Kristina Steiner ’09
“Hemispheric differences in processing anaphoric inferences: Application of the stop-signal paradigm.” Participants in this experiment viewed either constrained or neutral texts that required making an anaphoric inference and then performed a lexical decision task in response to target words that were the inconsistent antecedent to the anaphoric inference. We expected to find that the RH would respond similarly to targets after both constrained and neutral texts, but that the LH would respond slower to targets after constrained texts than neutral texts.
Kari Phelan ’08
“A Typology of Retaliation Strategies Against Social Aggression Among Adolescent Girls.” The objective of this study was twofold (1) to examine which socially aggressive topics were most provocative and (2) to develop a typology for retaliation against social aggression. These concepts were analyzed through qualitative interviews with a sample 15 girls, ages 10-16.
Abigail Sjostrom ’08
“Parental Divorce, Parent-Child Conflict, and College Student Well-Being.” This study examined the effects of parental divorce and parent-child conflict on college students' depressive symptoms, eating behavior, and alcohol use. It was hypothesized that students from divorced homes would experience more depressive symptoms, disordered eating, and alcohol use than students from intact families.
Jennifer Storer ’08
“Face Processing in the Brain in Left Handed Individuals” The experiment investigates hemispheric specialization for face processing in neurologically intact left handed individuals with parental sinistrality.
Christine Maddox ’07
“A Comparision of Bulimic Tendencies in College and Non-college Women.” Following research by Hesse-Biber, Marino, & Watts-Roy (1999) on individuals with undiagnosed eating problems, the bulimic tendencies of college (n = 57) and noncollege women (n = 56), ages 18 – 22, were compared in order to assess the effect that living on a college campus has upon disordered eating.
James Martin ’07
“Inter-hemispheric interaction and degree of handedness in relation to social, political, gender, and philosophical beliefs in undergraduates.” The current study replicated Niebauer's study and additionally sought to find similar correlations between mixed-handedness and progressive beliefs in the areas of egalitarianism, political ideology, and moral traditionalism. No significant correlations (merely several trends) are established between handedness and belief systems.
Jami Unger ’07
“Examining the Effects of Achievement Events on Children’s Positive and Negative Affect.” The current study examined the effects of achievement orientation and events (positive and negative) on positive and negative affect in 71 fifth and sixth graders.
Liz Asta '06
"Effectiveness of Family Therapy with Children: A Meta-Analytic Study."

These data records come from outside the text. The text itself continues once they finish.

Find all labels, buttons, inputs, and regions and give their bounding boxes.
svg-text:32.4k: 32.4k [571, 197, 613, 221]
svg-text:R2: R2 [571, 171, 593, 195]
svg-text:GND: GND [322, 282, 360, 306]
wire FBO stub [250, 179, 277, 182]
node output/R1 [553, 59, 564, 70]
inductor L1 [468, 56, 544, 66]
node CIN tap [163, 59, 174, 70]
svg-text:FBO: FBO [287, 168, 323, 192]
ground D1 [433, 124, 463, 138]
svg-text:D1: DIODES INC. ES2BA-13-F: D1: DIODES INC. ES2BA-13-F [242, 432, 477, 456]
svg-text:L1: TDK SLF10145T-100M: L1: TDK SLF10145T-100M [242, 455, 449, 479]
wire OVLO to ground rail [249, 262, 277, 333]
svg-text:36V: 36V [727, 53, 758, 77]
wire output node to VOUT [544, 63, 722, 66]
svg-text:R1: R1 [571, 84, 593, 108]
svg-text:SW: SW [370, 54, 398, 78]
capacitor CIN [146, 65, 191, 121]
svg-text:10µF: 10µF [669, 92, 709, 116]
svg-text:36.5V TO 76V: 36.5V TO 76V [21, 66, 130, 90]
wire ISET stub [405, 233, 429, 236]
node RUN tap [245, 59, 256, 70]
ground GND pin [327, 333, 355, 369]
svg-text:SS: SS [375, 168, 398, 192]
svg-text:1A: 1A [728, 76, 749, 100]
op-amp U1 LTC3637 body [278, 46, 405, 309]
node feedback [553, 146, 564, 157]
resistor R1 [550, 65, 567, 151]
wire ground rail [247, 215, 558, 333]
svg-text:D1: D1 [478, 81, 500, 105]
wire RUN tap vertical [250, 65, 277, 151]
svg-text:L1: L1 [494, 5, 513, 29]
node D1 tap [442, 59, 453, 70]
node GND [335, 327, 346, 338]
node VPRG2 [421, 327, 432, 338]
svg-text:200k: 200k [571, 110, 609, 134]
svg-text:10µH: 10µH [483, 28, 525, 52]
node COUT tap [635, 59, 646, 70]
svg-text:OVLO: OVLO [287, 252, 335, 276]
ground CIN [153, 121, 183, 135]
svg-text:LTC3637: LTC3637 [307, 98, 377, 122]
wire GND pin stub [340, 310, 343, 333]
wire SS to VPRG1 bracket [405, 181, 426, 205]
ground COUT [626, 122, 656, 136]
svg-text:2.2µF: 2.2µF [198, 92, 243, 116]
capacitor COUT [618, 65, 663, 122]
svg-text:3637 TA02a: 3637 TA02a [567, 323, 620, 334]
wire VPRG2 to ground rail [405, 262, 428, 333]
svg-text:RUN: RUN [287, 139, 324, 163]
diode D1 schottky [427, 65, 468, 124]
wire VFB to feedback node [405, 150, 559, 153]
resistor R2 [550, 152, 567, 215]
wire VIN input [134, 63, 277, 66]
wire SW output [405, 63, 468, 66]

This meta-analysis is looking at whether family therapy is more effective with children than other populations. This review of 24 studies is also looking at whether family therapy is more effective with minority families, children in two-parent families, and several other variables.
Tracy Butler '06
"Hemispheric lateralization of emotion in relation to levels of sociotropy and autonomy following achievement and interpersonal experiences."
The purpose of this study was to investigate the effects of sociotropy, autonomy, depression, and neuroticism on drawing placement after a positive achievement and interpersonal experience or a negative achievement and interpersonal experience.
Ashley Huffman '06
"Romantic College Relationships and Personality Type as Predictors of Homesickness Symptomatology among College Freshmen."
This study analyzes students'relationship status, and correlates this with their feelings of homesickness and depression during their first month at Wittenberg.